A free-to-play strategy role-playing video game based on the webcomic, was released on iOS and Android on 15 July 2015. The player controls one of three factions: Hare, Bald Eagle and Bear. Another game called “Year Hare Affair: Burning Snow” was also released sometime later, and can currently be played on itch.io. An educational game about Chinese history was also released and unlike the first two, this one can be played in its original format.

==Reception==
Hare (我兔 (Our rabbit)) is now used as Internet slang referring to China.

=== Criticisms ===
The historical vision, provided in the first two seasons of Year Hare Affair, came under heavy criticism in an overview on the Russian website South China Insight, especially Sino-Soviet relations. Though it is admitted that relations with Russia "occupy a leading place" in reflecting of Chinese history, but with a "complete disregard for historical facts", such as Soviet involvement in the Chinese Communist Party's foundation and the Red Army's liberation of Manchuria from Japanese forces. It was also noted that the Sino-Vietnamese War has been completely left out.

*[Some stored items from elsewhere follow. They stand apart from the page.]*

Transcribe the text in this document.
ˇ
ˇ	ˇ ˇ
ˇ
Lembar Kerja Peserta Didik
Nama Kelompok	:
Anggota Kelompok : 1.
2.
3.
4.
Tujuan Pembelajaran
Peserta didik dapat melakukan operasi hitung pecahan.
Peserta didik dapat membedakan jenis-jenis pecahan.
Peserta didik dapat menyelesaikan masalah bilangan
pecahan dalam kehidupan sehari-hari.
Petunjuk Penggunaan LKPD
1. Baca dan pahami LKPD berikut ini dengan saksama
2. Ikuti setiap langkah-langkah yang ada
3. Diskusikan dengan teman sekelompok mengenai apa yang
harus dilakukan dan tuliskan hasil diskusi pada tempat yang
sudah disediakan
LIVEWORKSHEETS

Oiwan Lam of Global Voices Online finds racism in portraying African nations as hippopotamuses, which she considers "a lazy and stupid animal". In that regard, "China's aid for Africa has also been simplified as a last resort because 'the first world refused to play with us'".

Some commentators argue that the webcomic and its animated adaptation oversimplify complex historical events, potentially promoting nationalist sentiment or stereotypes, especially in its depiction of countries such as Japan, South Korea, and the United States. Critics have also pointed out instances where the series' satirical elements may reinforce negative stereotypes or historical grievances rather than fostering understanding. Conversely, defenders of the series highlight its satirical and entertainment-focused intent, suggesting that it should not be interpreted as a historical documentary or a precise representation of historical facts, but rather as a creative work aimed at humor and satire.

===Ratings===
The second and third season received 8.6 and 8.4 points out of 10 on Douban.